Amis, now 93, took over from Maude Lassiter, who was the first person to hold the librarian’s position when the doors opened in 1942.
“She kind of made Granville Street the center of the African American community – and really Granville County,” said Mark Pace about Lassiter.
Not only is Pace the North Carolina Room specialist at Thornton Library, he also is president of the Granville County Historical Society. He spoke with WIZS’s Bill Harris on Thursday’s regular history segment of TownTalk about the significance of the library and more.
Pace said Granville County was ahead of its time regarding the library system. “It was the first library to get county funding when it was established in 1936,” he said. Shortly thereafter, a group of prominent African American citizens pushed for a library to serve the Black community. And in 1941, Roosevelt’s Works Progress Administration approved $2,200 to build the library.
The city of Oxford donated the land on Granville Street and the building went up. Pace said the building has not undergone any alterations since it opened in 1942.
First Baptist Church owns the property, and has plans to restore it, Pace said.
According to Pace, the library is the third oldest building still standing that once was owned by the county.
Once the library opened, Lassiter – from the Oak Hill community in northern Granville County – got to work to get books. By 1950, there were about 23,000 volumes. A few years later, a bookmobile was taking books to patrons out in the county. The little library averaged 3,000 borrowers a year.
Lassiter got Howard University President Mordecai Johnson to visit the library, as well as historian John Hope Franklin and poet Langston Hughes, Pace said.
“Hughes stayed at Ms. Lassiter’s house and gave readings at the library,” he said, “and at Shaw High School out at Stovall.”
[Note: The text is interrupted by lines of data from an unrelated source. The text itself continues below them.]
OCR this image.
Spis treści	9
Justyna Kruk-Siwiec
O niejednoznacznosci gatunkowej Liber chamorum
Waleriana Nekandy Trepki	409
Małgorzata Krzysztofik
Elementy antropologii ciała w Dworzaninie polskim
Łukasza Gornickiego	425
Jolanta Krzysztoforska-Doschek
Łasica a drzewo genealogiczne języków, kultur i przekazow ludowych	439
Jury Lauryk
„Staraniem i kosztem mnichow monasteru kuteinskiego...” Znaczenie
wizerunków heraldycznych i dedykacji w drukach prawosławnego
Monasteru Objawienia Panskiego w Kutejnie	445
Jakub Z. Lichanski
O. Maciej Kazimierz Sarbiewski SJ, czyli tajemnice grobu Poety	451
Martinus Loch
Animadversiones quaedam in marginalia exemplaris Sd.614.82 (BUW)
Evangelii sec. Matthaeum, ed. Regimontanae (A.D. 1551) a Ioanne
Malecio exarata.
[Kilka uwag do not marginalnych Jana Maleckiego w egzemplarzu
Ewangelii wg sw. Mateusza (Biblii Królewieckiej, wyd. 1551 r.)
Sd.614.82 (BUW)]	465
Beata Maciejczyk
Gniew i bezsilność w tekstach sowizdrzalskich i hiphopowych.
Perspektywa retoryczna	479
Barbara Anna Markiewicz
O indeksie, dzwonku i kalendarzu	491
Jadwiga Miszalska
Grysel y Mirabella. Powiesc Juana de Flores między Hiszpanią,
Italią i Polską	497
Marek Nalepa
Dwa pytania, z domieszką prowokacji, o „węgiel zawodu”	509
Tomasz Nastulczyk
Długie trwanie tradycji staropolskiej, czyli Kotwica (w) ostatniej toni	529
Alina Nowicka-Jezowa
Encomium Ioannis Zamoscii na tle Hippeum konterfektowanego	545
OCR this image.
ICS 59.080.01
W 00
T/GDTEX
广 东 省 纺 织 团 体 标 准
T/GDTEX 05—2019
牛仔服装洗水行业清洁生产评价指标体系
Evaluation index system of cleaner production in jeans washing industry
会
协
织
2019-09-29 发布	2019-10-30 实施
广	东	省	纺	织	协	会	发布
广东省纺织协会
By the time the Civil Rights movement was gaining momentum in 1965, the current Thornton Library in Oxford was ready to open and county officials decided to integrate the library system. The Granville Street Library remained open, but saw fewer patrons. It closed in 1975.
Placement of the marker was a joint effort of the county library system and First Baptist Church, with fund paid from donations made to the North Carolina Room.
“I was just really amazed” at the attendance for the unveiling ceremony, Pace said. “I’m pleased that that many people care.”